It was the peak of the Maltese summer. The scorching hot midday sun prompted siesta time. We were sitting on our sixth floor hotel balcony with the patio doors wide open, watching people amble about their day on the street. Our phones were inside the hotel room: we were all together on the balcony, who else would we need to contact?
We had just settled in when the fly came in. It audaciously buzzed past us on the balcony, into the room, taunting my dad. My dad leapt out of his chair and chased after it at top speed, dodging a collection of suitcases and shoes on the floor. The fly feinted left, my dad feinted left. The fly flew up, my dad poised himself ready to strike, ready to Obama that thing.
My dad’s adversary was smart. It flew a few laps of the room haphazardly, my dad leaning over the bed to get to it, moving the furniture aside lest it was damaged in battle. No such luck. The fly was smart. My dad had to change his technique. He grabbed a hotel sized beach towel and snapped it back, creating a draught big enough to dislodge the fly from its frenzied flight path. Snap. The fly, dazed from the sudden gust of wind, flew away from the gust, onto the balcony and into the street. Most probably to terrorise another unsuspecting family.
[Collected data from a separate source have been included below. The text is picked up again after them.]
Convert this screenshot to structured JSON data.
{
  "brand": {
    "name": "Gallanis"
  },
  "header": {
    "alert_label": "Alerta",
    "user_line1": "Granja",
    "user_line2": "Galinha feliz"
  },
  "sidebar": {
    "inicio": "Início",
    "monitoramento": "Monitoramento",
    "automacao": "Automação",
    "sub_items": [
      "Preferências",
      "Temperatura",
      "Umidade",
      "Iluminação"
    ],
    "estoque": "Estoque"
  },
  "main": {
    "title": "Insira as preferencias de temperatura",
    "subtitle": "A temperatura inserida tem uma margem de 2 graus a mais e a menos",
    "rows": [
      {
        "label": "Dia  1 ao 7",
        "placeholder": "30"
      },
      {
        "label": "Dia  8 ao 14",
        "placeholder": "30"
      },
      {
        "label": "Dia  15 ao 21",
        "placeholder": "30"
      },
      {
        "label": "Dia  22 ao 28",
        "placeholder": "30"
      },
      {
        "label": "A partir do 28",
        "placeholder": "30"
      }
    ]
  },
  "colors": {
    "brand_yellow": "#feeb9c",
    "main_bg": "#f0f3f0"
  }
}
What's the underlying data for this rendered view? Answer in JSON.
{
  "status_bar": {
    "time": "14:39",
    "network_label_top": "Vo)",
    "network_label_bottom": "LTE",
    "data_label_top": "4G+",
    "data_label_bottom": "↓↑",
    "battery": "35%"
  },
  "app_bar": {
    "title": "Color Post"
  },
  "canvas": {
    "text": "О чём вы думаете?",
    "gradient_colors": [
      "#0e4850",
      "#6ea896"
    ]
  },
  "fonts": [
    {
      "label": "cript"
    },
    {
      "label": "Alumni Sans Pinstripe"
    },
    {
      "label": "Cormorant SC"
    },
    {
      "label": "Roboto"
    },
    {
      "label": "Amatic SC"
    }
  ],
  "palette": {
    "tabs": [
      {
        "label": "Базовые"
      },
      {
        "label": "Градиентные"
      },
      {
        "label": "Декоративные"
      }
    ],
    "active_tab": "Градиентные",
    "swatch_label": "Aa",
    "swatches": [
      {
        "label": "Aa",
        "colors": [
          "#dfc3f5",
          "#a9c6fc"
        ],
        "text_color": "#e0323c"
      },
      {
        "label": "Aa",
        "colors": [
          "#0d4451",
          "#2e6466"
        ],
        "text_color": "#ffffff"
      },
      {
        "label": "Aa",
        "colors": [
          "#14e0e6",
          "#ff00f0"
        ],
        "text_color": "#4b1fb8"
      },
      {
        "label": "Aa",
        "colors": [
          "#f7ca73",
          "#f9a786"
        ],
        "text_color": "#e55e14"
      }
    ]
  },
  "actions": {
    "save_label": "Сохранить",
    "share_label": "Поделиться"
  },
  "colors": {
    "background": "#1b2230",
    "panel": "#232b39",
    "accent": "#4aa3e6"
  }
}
My dad, feeling quite pleased with himself, calmly folded the towel, returned to the balcony, and took a victory sip of iced water whilst closing the patio doors to prevent other flies from wreaking havoc on our relaxing afternoon.
“If the windows are closed the flies can’t get in.” he explained quite logically.
It wasn’t until we wanted another bottle of water from the fridge that we realised the patio doors didn’t open from the outside. The realisation sent a wave of panic through us. We suddenly needed the bathroom or were completely famished (our last meal was four whole hours ago).
This is when we morphed into Prison Break mode. We tried brute force, simultaneously pushing and pulling the handle. When that didn’t work we set about searching for tools to pick the lock with. The tools we had were rubber flip flops, a small stone and a chair. Whilst my family was in Prison Break mode, I morphed into Spiderman/Mission Impossible mode, planning my six storey descent of the vertical drop, running into the reception and saving my family. My vision quickly dissipated when I couldn’t scale the stone wall of the balcony itself (in my defence it was 3/4 of a person high).
We resorted to drowning person mode, waving down anyone who might listen – but it was the peak of the siesta.
After what felt like an hour of muted frenzied waving, we were tired, hungry and almost ready to give up. We were saved by a bemused resident in the building opposite who had watched the whole affair unfold with a bottle of beer in his hand. In my dazed confusion I could have sworn I also saw a bowl of popcorn by his side. It appeared he had called out his wife to watch.
Thank goodness it wasn’t a sea-facing room.
The hotel manager unlocked the door and through stifled laughter, told us to come in quickly: another fly might come in.